Both prosecutions were built on the shaky foundations of incriminating confessions. Purvis was schizophrenic, with the mental capacity of an 8-year-old. Caravella was 15 and had an IQ of 67. In both instances, Carney sought the death penalty but jurors voted for life in prison.
Questions have arisen in the two cases about whether Carney should have turned over evidence to the defense that might have set off alarms about the reliability of the confessions and the strength of the state's case.
Purvis' conviction took nearly 10 years to fall apart; Caravella's may be unraveling 26 years later.
Carney said two juries were convinced of both men's guilt.
"Twelve people unanimously, in both cases attributable to me, found there was no reasonable doubt. That is how the system works," Carney wrote. "The 'new' evidence came to light long after trial and could not have been reasonably known before trial. In Caravella, the [DNA] science was not available in 1983," he wrote.
Prosecutors play a key role in the justice system, Carney said, but are not the only players. Judges monitored his conduct; each accused man had an attorney; juries indicted and later convicted both defendants; and appeals courts initially upheld the convictions, he said.
"Yet in spite of these safeguards, the system is not perfect and, on occasion, there is a bad result," Carney wrote. "When it happens it is a stark reminder to all of us of the gravity of what we do. If an innocent person serves time for a crime he or she did not commit, this is a terrible thing and is felt deeply by all who are involved in the process."
Some of the defense attorneys involved in the four murder cases said that they lay more of the blame for what has happened on police — who initially targeted the suspects and interrogated them — than on Carney.
Carolyn McCann, the prosecutor who is handling the Caravella appeal and is familiar with some of the other cases, said Carney is an honorable person.

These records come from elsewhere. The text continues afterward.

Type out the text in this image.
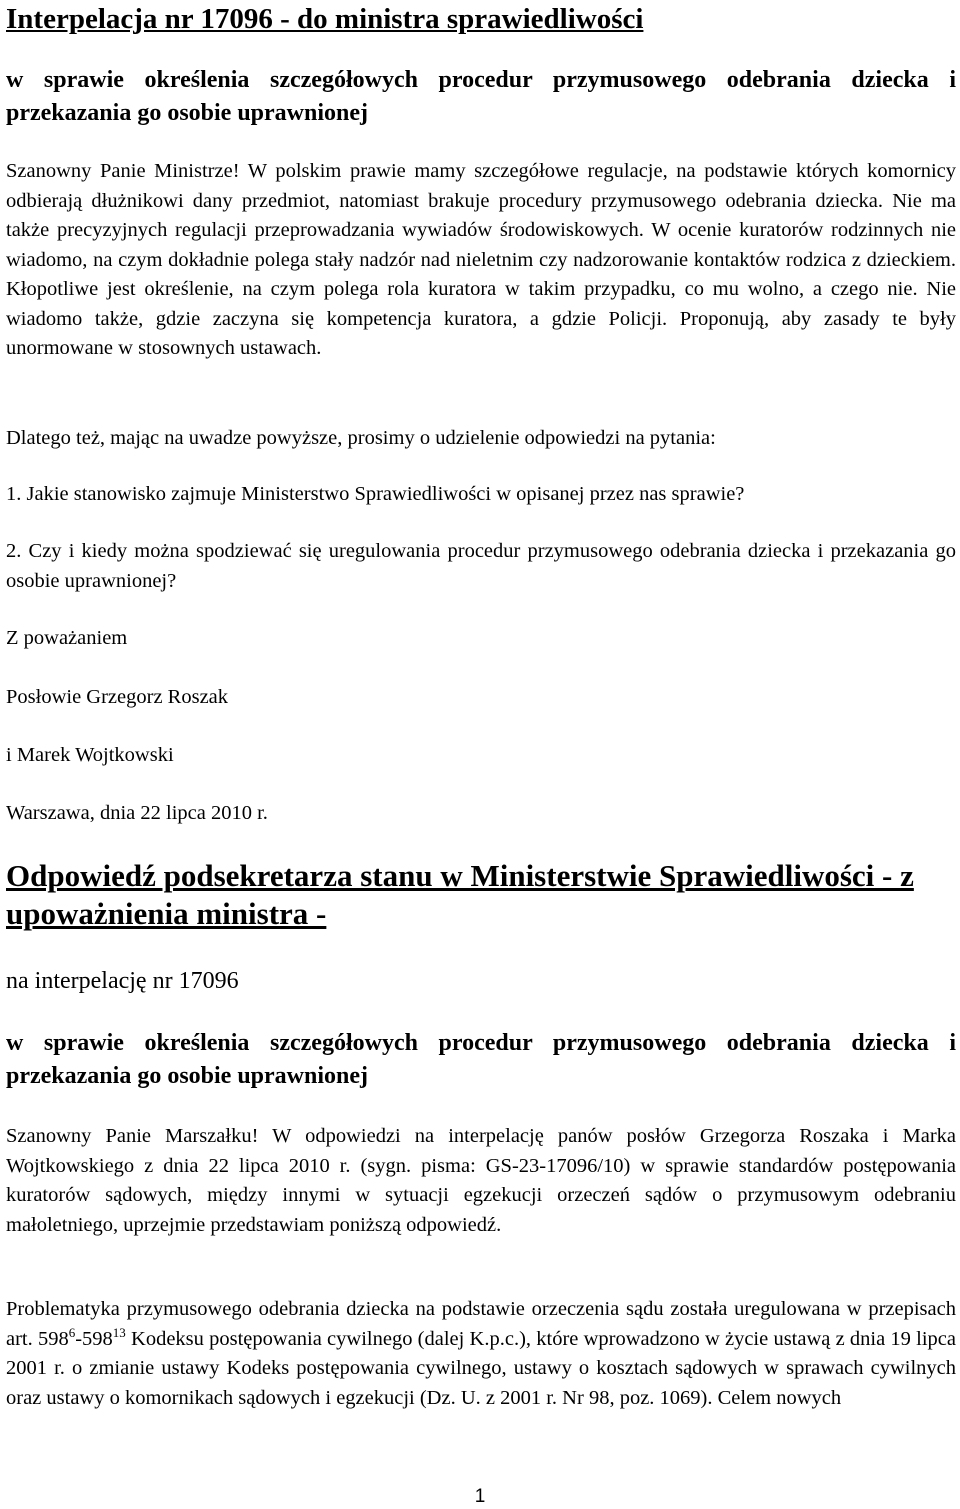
Interpelacja nr 17096 - do ministra sprawiedliwości
w sprawie określenia szczegółowych procedur przymusowego odebrania dziecka i przekazania go osobie uprawnionej
Szanowny Panie Ministrze! W polskim prawie mamy szczegółowe regulacje, na podstawie których komornicy odbierają dłużnikowi dany przedmiot, natomiast brakuje procedury przymusowego odebrania dziecka. Nie ma także precyzyjnych regulacji przeprowadzania wywiadów środowiskowych. W ocenie kuratorów rodzinnych nie wiadomo, na czym dokładnie polega stały nadzór nad nieletnim czy nadzorowanie kontaktów rodzica z dzieckiem. Kłopotliwe jest określenie, na czym polega rola kuratora w takim przypadku, co mu wolno, a czego nie. Nie wiadomo także, gdzie zaczyna się kompetencja kuratora, a gdzie Policji. Proponują, aby zasady te były unormowane w stosownych ustawach.
Dlatego też, mając na uwadze powyższe, prosimy o udzielenie odpowiedzi na pytania:
1. Jakie stanowisko zajmuje Ministerstwo Sprawiedliwości w opisanej przez nas sprawie?
2. Czy i kiedy można spodziewać się uregulowania procedur przymusowego odebrania dziecka i przekazania go osobie uprawnionej?
Z poważaniem
Posłowie Grzegorz Roszak
i Marek Wojtkowski
Warszawa, dnia 22 lipca 2010 r.
Odpowiedź podsekretarza stanu w Ministerstwie Sprawiedliwości - z upoważnienia ministra -
na interpelację nr 17096
w sprawie określenia szczegółowych procedur przymusowego odebrania dziecka i przekazania go osobie uprawnionej
Szanowny Panie Marszałku! W odpowiedzi na interpelację panów posłów Grzegorza Roszaka i Marka Wojtkowskiego z dnia 22 lipca 2010 r. (sygn. pisma: GS-23-17096/10) w sprawie standardów postępowania kuratorów sądowych, między innymi w sytuacji egzekucji orzeczeń sądów o przymusowym odebraniu małoletniego, uprzejmie przedstawiam poniższą odpowiedź.
Problematyka przymusowego odebrania dziecka na podstawie orzeczenia sądu została uregulowana w przepisach art. $598^6-598^{13}$ Kodeksu postępowania cywilnego (dalej K.p.c.), które wprowadzono w życie ustawą z dnia 19 lipca 2001 r. o zmianie ustawy Kodeks postępowania cywilnego, ustawy o kosztach sądowych w sprawach cywilnych oraz ustawy o komornikach sądowych i egzekucji (Dz. U. z 2001 r. Nr 98, poz. 1069). Celem nowych
1
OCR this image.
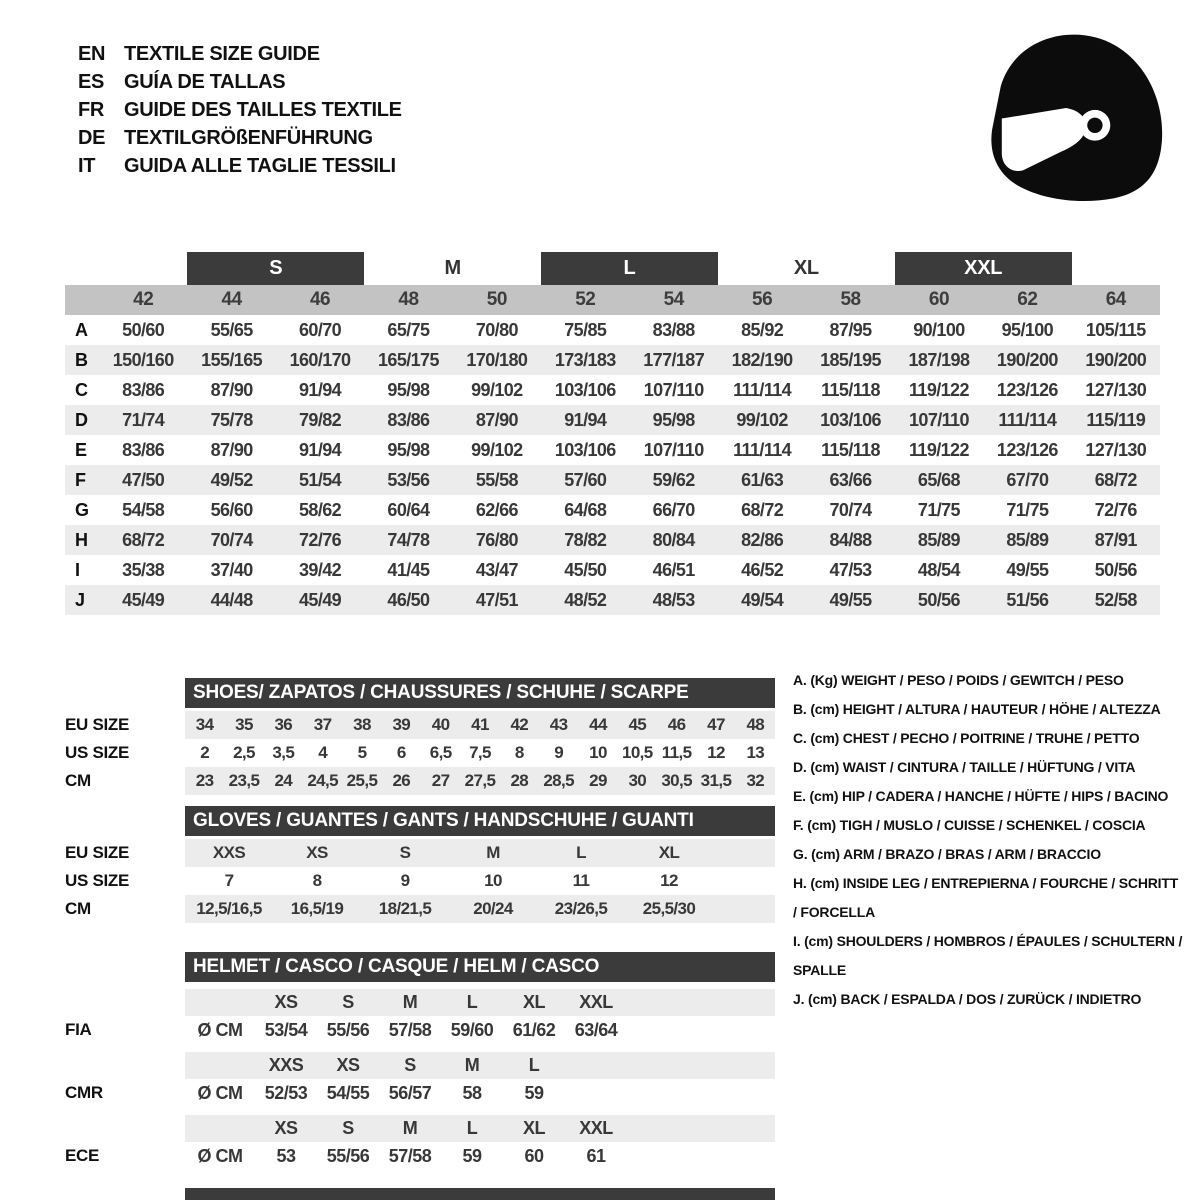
EN TEXTILE SIZE GUIDE
ES GUÍA DE TALLAS
FR GUIDE DES TAILLES TEXTILE
DE TEXTILGRÖßENFÜHRUNG
IT	GUIDA ALLE TAGLIE TESSILI
S	M	L	XL	XXL
42	44	46	48	50	52	54	56	58	60	62	64
A	50/60	55/65	60/70	65/75	70/80	75/85	83/88	85/92	87/95	90/100	95/100	105/115
B	150/160	155/165	160/170	165/175	170/180	173/183	177/187	182/190	185/195	187/198	190/200	190/200
C	83/86	87/90	91/94	95/98	99/102	103/106	107/110	111/114	115/118	119/122	123/126	127/130
D	71/74	75/78	79/82	83/86	87/90	91/94	95/98	99/102	103/106	107/110	111/114	115/119
E	83/86	87/90	91/94	95/98	99/102	103/106	107/110	111/114	115/118	119/122	123/126	127/130
F	47/50	49/52	51/54	53/56	55/58	57/60	59/62	61/63	63/66	65/68	67/70	68/72
G	54/58	56/60	58/62	60/64	62/66	64/68	66/70	68/72	70/74	71/75	71/75	72/76
H	68/72	70/74	72/76	74/78	76/80	78/82	80/84	82/86	84/88	85/89	85/89	87/91
I	35/38	37/40	39/42	41/45	43/47	45/50	46/51	46/52	47/53	48/54	49/55	50/56
J	45/49	44/48	45/49	46/50	47/51	48/52	48/53	49/54	49/55	50/56	51/56	52/58
SHOES/ ZAPATOS / CHAUSSURES / SCHUHE / SCARPE
EU SIZE	34	35	36	37	38	39	40	41	42	43	44	45	46	47	48
US SIZE	2	2,5	3,5	4	5	6	6,5	7,5	8	9	10 10,5 11,5 12	13
CM	23 23,5 24 24,5 25,5 26	27 27,5 28 28,5 29	30 30,5 31,5 32
GLOVES / GUANTES / GANTS / HANDSCHUHE / GUANTI
EU SIZE	XXS	XS	S	M	L	XL
US SIZE	7	8	9	10	11	12
CM	12,5/16,5	16,5/19	18/21,5	20/24	23/26,5	25,5/30
HELMET / CASCO / CASQUE / HELM / CASCO
XS	S	M	L	XL	XXL
FIA	Ø CM	53/54	55/56	57/58	59/60	61/62	63/64
XXS	XS	S	M	L
CMR	Ø CM	52/53	54/55	56/57	58	59
XS	S	M	L	XL	XXL
ECE	Ø CM	53	55/56	57/58	59	60	61
A. (Kg) WEIGHT / PESO / POIDS / GEWITCH / PESO
B. (cm) HEIGHT / ALTURA / HAUTEUR / HÖHE / ALTEZZA
C. (cm) CHEST / PECHO / POITRINE / TRUHE / PETTO
D. (cm) WAIST / CINTURA / TAILLE / HÜFTUNG / VITA
E. (cm) HIP / CADERA / HANCHE / HÜFTE / HIPS / BACINO
F. (cm) TIGH / MUSLO / CUISSE / SCHENKEL / COSCIA
G. (cm) ARM / BRAZO / BRAS / ARM / BRACCIO
H. (cm) INSIDE LEG / ENTREPIERNA / FOURCHE / SCHRITT / FORCELLA
I. (cm) SHOULDERS / HOMBROS / ÉPAULES / SCHULTERN / SPALLE
J. (cm) BACK / ESPALDA / DOS / ZURÜCK / INDIETRO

Broward prosecutors have worked to correct any issues in cases he handled, as well as others, as soon as problems became known, she said.
"I don't believe any prosecutor, including Rob Carney, would ever want to convict an innocent person," McCann said. If Caravella is exonerated, Steven Drizin, a law professor with the Center on Wrongful Convictions at
Northwestern University, said there should be an independent investigation of every aspect of the case.
"It's way too early to focus blame on a single [person in the justice system]," Drizin said. "Often these cases are a total system meltdown beginning with the police, moving on to the prosecutor and defense attorney and ultimately to the judiciary and the jury."
Drizin added: "What is striking to me is we're talking about a death penalty case against a 15-year-old. You'd think every effort would have been made to ensure it was being done right."
Carney was a Broward prosecutor for nine years and has spent 24 years on the bench. Once dubbed "the jumping judge" because of his love of sky diving, he is regarded as intelligent and organized. He was known as one of the county's top prosecutors, tough but persuasive, and with evident ambitions to earn a black robe. His record as a prosecutor is still being assessed.
Ed McGee, who was a prosecutor with Carney in the 1970s, later defended a homicide case Carney prosecuted, and has represented clients before him as a judge. He said Carney is a "straight shooter" and "takes his job very seriously and does it very, very, very well."